اَلَمۡ تَرَ کَیۡفَ فَعَلَ رَبُّکَ بِاَصۡحٰبِ الۡفِیۡلِ ؕ﴿۱﴾
Alam tara kaifa fa'ala rabboeka bie ashaabiel fieel
105:1 Heb je niet gezien hoe jou Heer handelde met de mensen (in het leger) van de olifant.

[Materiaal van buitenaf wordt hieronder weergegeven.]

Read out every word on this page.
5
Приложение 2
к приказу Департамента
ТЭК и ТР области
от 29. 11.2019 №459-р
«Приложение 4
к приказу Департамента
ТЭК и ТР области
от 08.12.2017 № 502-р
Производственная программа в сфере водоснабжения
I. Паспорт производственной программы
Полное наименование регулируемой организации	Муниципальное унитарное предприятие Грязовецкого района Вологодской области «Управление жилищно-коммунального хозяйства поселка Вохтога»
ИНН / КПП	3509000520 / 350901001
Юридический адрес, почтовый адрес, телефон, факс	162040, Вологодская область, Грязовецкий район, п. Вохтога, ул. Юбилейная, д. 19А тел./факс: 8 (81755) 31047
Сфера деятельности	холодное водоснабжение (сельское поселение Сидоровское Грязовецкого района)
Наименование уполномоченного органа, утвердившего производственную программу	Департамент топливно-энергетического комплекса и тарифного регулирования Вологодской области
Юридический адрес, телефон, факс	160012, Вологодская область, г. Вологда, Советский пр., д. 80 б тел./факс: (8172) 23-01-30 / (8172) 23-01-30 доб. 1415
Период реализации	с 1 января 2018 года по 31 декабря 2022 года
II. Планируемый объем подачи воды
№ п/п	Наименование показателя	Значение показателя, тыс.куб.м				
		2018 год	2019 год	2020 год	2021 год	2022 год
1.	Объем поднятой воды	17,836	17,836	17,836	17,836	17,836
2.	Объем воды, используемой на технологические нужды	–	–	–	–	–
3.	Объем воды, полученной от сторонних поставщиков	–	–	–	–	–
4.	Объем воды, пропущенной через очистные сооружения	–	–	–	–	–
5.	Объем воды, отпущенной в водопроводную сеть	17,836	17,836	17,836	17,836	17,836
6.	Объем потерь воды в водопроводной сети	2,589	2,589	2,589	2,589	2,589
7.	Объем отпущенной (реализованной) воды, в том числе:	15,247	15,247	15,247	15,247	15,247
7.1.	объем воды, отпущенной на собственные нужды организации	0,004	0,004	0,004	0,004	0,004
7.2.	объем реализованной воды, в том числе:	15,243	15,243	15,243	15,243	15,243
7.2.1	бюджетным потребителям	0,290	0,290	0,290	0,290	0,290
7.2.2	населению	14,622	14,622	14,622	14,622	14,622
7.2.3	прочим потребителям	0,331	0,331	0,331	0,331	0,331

اَلَمۡ یَجۡعَلۡ کَیۡدَہُمۡ فِیۡ تَضۡلِیۡلٍ ۙ﴿۲﴾
Alam yadj'al kai dahoem fiee tad lieel
105:2 Heeft Hij hun plannen niet ontkracht,
وَّ اَرۡسَلَ عَلَیۡہِمۡ طَیۡرًا اَبَابِیۡلَ ۙ﴿۳﴾
Wa arsala 'alaihiem tairan abaabieel
105:3 en vogels in zwermen tegen hen gezonden,
تَرۡمِیۡہِمۡ بِحِجَارَۃٍ مِّنۡ سِجِّیۡلٍ ۪ۙ﴿۴﴾
Tar mieehiem bie hie djaaratiem mien siedj djieel
105:4 die hen aanvielen met stenen van gebakken klei?
فَجَعَلَہُمۡ کَعَصۡفٍ مَّاۡکُوۡلٍ ﴿۵﴾
Fadja 'alahoem ka'asfiem m'akoel
105:5 Dus maakte Hij hen netals stro waarop is gekauwd.